Several observations support the notion that automaticity plays a more prominent role in the longitudinal clinical preservation of drug use. First, the DSM-IV (1994) criteria for diagnosis of dependence favour constructs related to automaticity, such as perseveration despite costs and binging or chain consumption, rather than constructs to do with drug valuation, such as craving and expectancy. Indeed, we have recently found that BIS impulsivity was most strongly associated with these two automatic constructs of the DSM (Chase and Hogarth 2011). Second, the impact of public health information on cessation is dependent upon individual differences in the depth of cognitive processing of this information (Hammond et al. 2003) and education level of the individual (Heyman 2003), suggesting impaired cognition is important for clinical perseveration. Third, impulsivity has been associated with markers for clinical perseveration rather than uptake (Flory and Manuck 2009) and shows greater co-morbidity with substance misuse in adult versus adolescent populations (Biederman et al. 1997), is more strongly associated with treatment retention than with drug use severity (Moeller et al. 2001) see also (Schmitz et al. 2009) and has been associated with poorer quit rates after controlling for craving, dependence, age and affect (Doran et al. 2004). Although these findings are suggestive, the predominance of automatic learning in clinical perseveration remains to be tested using paradigms that fully support this conclusion.

It is difficult to explain why the BIS nonplanning scale alone was associated with automatic drug-taking. Across the BIS literature as a whole, the three scales (nonplanning, motor, attentional) show a somewhat chaotic pattern of associations with different diagnoses and psychometric assessments. However, several observations highlight nonplanning impulsivity as decisive predictor, beyond the other scales, which help build a notion of the mechanisms underpinning impulsive-automaticity. Specifically, nonplanning impulsivity has been associated with reduced volume of the right middle orbitofrontal cortex (OFC; Matsuo et al. 2009), reduced OFC volume and addiction in schizophrenics (Schiffer et al. 2010; which may exacerbate reduced medial OFC volume in smokers Kühn et al. 2010), delayed discounting (de Wit et al. 2007), a unique genetic substrate (Benko et al. 2010) and greater susceptibility to impairment of cued reaction time following tryptophan (5HT) depletion (Cools et al. 2005). Perhaps most curiously, Ersche et al. (2010) examined the impulsivity of siblings of drug users to determine whether impulsivity pre-exists drug exposure and found that siblings differed from controls only with respect to nonplanning impulsivity. By contrast, drug users differed from controls by all three scales, suggesting that the motor and attentional components are exacerbated by drug exposure. One can only speculate about how automatic consummatory behaviour accompanying nonplanning impulsivity may have conferred vulnerability to initiate drug use. One possibility is that automatic consummatory patterns more readily generalise from natural reward (food, sweets) to alcohol, tobacco and illicit drugs because the individual does not exert intentional control to stop this generalisation, easing the gateway into drug use, but this remains a speculation.

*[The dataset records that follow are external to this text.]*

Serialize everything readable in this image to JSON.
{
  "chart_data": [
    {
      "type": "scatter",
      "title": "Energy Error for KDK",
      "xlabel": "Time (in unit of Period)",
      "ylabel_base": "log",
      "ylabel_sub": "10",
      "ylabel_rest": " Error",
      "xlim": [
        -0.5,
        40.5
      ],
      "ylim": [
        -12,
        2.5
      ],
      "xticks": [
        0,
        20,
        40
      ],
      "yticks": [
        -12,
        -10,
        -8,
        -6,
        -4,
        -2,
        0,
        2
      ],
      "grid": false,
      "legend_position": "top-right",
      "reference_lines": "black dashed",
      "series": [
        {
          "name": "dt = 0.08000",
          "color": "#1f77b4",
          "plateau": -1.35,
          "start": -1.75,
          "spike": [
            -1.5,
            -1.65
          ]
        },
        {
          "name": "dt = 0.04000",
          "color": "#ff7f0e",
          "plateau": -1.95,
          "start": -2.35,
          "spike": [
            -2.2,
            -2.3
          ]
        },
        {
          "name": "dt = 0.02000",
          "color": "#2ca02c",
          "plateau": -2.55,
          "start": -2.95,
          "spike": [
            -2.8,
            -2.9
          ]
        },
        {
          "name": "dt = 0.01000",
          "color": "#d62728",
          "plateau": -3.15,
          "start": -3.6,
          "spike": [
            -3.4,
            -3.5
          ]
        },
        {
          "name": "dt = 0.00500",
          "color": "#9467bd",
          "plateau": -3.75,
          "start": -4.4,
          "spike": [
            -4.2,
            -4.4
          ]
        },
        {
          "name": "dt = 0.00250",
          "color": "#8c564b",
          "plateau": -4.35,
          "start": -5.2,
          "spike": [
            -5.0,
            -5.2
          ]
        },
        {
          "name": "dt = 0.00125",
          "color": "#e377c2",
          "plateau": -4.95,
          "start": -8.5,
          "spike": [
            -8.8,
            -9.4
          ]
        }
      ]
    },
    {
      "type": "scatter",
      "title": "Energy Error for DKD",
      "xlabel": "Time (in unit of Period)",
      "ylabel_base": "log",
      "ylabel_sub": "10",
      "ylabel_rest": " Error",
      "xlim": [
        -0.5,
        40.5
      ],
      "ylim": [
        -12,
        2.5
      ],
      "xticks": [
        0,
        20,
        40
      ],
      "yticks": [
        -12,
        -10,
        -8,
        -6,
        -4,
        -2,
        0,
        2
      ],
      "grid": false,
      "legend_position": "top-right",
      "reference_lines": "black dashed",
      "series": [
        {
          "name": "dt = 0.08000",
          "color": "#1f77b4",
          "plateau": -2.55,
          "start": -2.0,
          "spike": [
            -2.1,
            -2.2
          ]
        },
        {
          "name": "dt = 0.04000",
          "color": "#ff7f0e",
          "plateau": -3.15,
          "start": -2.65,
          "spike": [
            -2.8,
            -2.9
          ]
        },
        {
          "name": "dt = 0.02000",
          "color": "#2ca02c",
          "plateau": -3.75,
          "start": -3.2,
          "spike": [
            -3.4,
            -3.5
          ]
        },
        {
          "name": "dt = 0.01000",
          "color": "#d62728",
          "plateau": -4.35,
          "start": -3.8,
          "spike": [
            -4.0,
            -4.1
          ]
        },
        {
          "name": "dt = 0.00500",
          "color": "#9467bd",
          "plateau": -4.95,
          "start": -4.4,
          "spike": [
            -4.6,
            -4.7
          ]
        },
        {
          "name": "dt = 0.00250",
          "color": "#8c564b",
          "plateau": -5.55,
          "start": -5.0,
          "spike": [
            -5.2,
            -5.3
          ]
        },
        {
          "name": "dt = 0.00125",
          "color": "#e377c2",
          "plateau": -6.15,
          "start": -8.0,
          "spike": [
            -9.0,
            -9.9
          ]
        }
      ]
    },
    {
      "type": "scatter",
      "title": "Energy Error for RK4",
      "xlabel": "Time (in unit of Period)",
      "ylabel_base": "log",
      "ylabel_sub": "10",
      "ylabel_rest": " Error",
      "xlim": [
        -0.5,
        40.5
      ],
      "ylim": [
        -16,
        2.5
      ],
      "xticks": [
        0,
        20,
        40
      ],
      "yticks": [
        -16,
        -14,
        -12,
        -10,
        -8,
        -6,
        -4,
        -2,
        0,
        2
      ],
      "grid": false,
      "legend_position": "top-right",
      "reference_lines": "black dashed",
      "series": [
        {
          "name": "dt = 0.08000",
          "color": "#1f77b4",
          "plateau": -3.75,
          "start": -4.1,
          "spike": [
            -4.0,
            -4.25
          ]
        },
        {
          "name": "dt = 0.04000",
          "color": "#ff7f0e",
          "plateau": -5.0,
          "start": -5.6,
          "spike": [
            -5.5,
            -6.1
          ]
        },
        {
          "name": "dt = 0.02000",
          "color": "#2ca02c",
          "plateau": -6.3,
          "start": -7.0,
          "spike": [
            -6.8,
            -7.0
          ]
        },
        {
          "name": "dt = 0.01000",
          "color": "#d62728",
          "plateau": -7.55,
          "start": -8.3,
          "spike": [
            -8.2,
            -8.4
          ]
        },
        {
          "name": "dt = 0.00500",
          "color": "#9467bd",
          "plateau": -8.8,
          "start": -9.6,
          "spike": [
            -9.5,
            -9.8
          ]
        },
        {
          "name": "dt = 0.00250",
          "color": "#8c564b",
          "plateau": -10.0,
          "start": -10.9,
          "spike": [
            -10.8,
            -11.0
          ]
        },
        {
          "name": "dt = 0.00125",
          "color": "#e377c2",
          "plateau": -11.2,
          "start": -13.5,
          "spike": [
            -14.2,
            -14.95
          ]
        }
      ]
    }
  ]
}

To conclude, the study found that impulsivity was not associated with increased frequency of drug-seeking and drug-taking behaviour, but individual differences in uptake and craving were. Rather, nonplanning impulsivity was associated with a decoupling of drug-taking from craving, suggesting this behaviour was automatic. However, this automaticity did not extend to drug-seeking, suggesting that nonplanning impulsivity only augments automatic control of behaviours which have undergone training favourable to automaticity. Overall, the study supports a dual-process account of dependence vulnerability wherein uptake is mediated by hypervaluation of the drug as an instrumental goal, whereas clinical perseveration is mediated by the formation of automatic or habitual drug consumption. It will be important for future research to assess whether the balance between these two learning processes changes as a function of drug class and chronicity of drug use.